Dinslaken Theater im Knast: Homer und Mobbing

Dinslaken · Die Burghofbühne war wieder einmal bei den Frauen im Dinslakener Gefängnis an der Bismarckstraße zu Gast.

 David Zieglmaier hatte in dem von Stefan Ey inszenierten Ein-Personen-Stück "Das Trojanische Pferdchen" seinen ersten Auftritt hinter Gittern.

David Zieglmaier hatte in dem von Stefan Ey inszenierten Ein-Personen-Stück "Das Trojanische Pferdchen" seinen ersten Auftritt hinter Gittern.

Foto: LTB

"Wer kennt mich denn noch vom letzten Mal?" fragte Thorsten Weckherlin in die Runde. Viele Hände schnellen nach oben. "Super, langsam haben wir eine Fangemeinde hier", fügte der Intendant der Burghofbühne Dinslaken zufrieden hinzu. Im Rahmen ihres "Knast-Abos" war die Burghofbühne bereits zum dritten Mal in diesem Jahr zu Gast in der Justizvollzugsanstalt (JVA) Dinslaken. Knapp 50 inhaftierte Frauen besuchten die Aufführung und freuten sich über die Abwechslung im Gefängnisalltag.

Auch für die Theaterleute sind die Auftritte in der JVA immer wieder ein Erlebnis. "Hier ist es sehr familiär", sagte Weckherlin, der schon in anderen Gefängnissen Theaterstücke inszeniert hat. Für David Zieglmaier war es der erste Auftritt hinter Gittern. "Ich bin schon ein bisschen nervös, aber auch deshalb, weil es ein Ein-Personen-Stück ist", gestand der Schauspieler.

In dem Stück "Das trojanische Pferdchen" von Stefan Ey agierte er in der einzigen Rolle. Eigentlich ist das Klassenzimmer-Stück zum Thema Mobbing für Jugendliche ab elf Jahren geschrieben, doch auch für Erwachsene hat es durchaus seinen Reiz. Bei den Frauen kam die Aufführung jedenfalls gut an, wie die lebhafte Diskussion nach dem Stück zeigte. Zunächst sorgte Zieglmaier jedoch für Irritation und Gelächter, als er minutenlang mit dramatischem Gestus Homer zitierte und von Agamemnon, Odysseus, Paris und der schönen Helena erzählte.

Plötzlich riss ihn ein Handyklingeln aus seiner Rezitation. An diesem Punkt kippte das Theaterstück um in eine "private" Geschichte der Tochter des Schauspielers, die ebenfalls Helena heißt und von ihren Klassenkameraden gemobbt wird.

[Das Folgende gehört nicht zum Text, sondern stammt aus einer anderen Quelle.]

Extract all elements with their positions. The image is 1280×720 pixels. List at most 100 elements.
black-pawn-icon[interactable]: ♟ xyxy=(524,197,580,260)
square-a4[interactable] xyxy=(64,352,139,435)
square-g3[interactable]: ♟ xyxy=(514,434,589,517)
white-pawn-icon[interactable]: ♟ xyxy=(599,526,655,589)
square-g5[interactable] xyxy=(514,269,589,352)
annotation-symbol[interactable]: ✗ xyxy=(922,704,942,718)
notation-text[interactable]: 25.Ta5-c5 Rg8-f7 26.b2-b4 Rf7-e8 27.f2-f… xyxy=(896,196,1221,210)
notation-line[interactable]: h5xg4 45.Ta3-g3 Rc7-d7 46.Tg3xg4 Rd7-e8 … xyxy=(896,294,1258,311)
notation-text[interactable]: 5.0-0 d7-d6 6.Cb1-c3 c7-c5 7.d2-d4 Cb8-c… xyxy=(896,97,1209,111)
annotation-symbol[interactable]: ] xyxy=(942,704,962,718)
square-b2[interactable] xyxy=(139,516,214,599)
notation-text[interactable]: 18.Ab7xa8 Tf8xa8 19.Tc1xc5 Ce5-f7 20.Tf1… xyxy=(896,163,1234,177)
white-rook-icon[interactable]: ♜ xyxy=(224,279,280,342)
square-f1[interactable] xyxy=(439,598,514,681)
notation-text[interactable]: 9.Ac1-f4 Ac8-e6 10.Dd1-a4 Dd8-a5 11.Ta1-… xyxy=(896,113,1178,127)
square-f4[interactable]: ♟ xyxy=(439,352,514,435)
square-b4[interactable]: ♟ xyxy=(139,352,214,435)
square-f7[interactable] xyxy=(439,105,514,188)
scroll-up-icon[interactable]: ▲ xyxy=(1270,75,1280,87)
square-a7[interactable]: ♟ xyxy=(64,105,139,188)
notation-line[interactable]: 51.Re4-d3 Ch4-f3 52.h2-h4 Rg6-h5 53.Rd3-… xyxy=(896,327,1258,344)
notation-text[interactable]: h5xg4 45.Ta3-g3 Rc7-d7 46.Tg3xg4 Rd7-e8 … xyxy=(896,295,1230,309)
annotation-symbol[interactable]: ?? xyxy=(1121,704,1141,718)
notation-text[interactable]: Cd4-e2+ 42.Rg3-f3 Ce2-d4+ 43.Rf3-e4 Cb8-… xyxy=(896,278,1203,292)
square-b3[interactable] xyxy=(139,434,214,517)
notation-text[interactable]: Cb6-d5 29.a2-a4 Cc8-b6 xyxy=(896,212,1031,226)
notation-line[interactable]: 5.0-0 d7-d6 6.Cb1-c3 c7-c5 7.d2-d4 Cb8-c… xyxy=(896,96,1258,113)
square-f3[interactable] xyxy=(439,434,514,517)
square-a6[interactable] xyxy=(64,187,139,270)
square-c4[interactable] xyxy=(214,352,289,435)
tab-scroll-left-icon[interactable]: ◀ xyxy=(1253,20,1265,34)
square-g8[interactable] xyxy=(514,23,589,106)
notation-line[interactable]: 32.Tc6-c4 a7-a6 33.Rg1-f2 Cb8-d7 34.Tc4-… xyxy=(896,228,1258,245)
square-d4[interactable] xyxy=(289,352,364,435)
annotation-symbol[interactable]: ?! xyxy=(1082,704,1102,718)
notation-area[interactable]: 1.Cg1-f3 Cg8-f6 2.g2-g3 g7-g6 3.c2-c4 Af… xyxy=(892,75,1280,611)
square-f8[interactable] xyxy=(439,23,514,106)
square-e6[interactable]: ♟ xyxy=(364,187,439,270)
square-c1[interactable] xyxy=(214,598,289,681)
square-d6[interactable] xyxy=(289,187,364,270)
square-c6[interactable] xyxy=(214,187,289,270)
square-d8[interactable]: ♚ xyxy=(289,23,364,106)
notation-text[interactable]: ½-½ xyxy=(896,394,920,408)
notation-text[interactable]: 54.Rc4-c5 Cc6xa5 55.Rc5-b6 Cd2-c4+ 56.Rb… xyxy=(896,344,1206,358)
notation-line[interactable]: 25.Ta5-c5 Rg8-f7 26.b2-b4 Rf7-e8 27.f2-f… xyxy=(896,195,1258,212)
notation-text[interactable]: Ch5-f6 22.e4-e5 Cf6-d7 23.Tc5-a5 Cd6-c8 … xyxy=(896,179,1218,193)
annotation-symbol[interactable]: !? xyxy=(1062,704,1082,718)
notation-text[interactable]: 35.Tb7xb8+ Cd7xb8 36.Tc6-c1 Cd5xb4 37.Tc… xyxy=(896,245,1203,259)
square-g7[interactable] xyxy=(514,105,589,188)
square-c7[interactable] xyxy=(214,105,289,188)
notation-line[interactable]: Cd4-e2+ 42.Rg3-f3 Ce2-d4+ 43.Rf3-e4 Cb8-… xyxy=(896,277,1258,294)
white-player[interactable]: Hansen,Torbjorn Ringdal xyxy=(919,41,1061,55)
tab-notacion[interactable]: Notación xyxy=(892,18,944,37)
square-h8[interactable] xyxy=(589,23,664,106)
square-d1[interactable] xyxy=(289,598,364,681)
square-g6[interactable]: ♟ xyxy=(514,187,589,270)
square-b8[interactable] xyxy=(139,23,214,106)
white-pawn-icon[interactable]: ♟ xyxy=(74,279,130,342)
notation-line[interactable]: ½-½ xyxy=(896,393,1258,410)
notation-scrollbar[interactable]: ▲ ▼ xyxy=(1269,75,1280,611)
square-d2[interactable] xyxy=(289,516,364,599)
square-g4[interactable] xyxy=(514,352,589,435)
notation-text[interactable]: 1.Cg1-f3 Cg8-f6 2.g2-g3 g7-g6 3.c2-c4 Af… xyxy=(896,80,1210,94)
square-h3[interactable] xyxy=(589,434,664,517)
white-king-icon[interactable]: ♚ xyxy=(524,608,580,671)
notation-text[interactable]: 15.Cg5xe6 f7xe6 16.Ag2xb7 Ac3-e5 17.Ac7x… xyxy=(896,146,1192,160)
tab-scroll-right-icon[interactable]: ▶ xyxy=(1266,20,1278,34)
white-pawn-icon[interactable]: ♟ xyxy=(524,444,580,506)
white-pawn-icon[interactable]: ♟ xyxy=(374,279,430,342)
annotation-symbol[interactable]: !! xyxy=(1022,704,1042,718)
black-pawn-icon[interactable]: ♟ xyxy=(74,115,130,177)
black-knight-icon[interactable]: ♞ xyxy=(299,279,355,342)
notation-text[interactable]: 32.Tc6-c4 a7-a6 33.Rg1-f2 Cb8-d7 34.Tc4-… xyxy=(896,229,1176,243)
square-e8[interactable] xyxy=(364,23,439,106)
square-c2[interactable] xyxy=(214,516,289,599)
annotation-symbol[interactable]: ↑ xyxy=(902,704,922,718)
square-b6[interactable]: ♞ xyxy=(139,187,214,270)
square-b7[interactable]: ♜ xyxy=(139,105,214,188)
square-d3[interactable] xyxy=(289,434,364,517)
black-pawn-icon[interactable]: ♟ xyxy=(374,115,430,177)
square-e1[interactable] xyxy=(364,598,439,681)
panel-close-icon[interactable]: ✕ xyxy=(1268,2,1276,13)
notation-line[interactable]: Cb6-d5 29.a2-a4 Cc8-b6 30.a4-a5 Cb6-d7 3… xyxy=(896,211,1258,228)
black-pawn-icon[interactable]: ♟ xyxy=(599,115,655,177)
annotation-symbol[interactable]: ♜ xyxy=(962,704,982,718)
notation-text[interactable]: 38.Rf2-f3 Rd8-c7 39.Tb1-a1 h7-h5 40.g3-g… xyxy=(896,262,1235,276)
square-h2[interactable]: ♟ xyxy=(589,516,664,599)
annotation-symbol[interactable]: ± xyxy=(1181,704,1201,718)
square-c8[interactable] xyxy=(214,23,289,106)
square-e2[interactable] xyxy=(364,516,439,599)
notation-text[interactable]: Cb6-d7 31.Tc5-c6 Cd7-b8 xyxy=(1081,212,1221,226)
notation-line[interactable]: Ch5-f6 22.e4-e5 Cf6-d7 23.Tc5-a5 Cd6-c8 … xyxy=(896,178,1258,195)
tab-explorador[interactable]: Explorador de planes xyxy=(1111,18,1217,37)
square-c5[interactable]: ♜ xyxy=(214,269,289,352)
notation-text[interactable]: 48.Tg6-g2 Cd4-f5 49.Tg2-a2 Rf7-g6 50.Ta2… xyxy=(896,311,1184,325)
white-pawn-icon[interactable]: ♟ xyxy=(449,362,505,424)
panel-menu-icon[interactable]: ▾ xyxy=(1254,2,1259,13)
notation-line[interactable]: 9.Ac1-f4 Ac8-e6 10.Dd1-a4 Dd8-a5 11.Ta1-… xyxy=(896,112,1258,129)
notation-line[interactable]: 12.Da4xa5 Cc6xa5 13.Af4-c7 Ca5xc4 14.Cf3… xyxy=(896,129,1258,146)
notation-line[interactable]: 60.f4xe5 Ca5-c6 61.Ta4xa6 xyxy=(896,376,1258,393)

Wie wird man zum Mobbing-Opfer? Was macht es mit einem und wie geht man damit um? Um diese Fragen drehte sich das Stück. Ganz nebenbei erfuhr man einiges darüber, wie Theater funktioniert. Regie-Assistentin Marlene Sahrhage, die derzeit ihr Freiwilliges Soziales Jahr bei der Burghofbühne absolviert, hielt bis zum Schluss die Illusion aufrecht, indem sie immer wieder versuchte, Zieglmaier zum Homer-Stoff zurückzuführen.

Am Ende wurde geklärt, was die Zuschauerinnen wohl schon ahnten: Die Sache mit Homer war nur ein Trick, um die eigentliche Geschichte übers Mobbing ins Rollen zu bringen. Nach der Aufführung diskutierten die Frauen über Gründe für das Mobbing, Möglichkeiten der Konfliktlösung und berichteten von ihren eigenen Mobbing-Erfahrungen.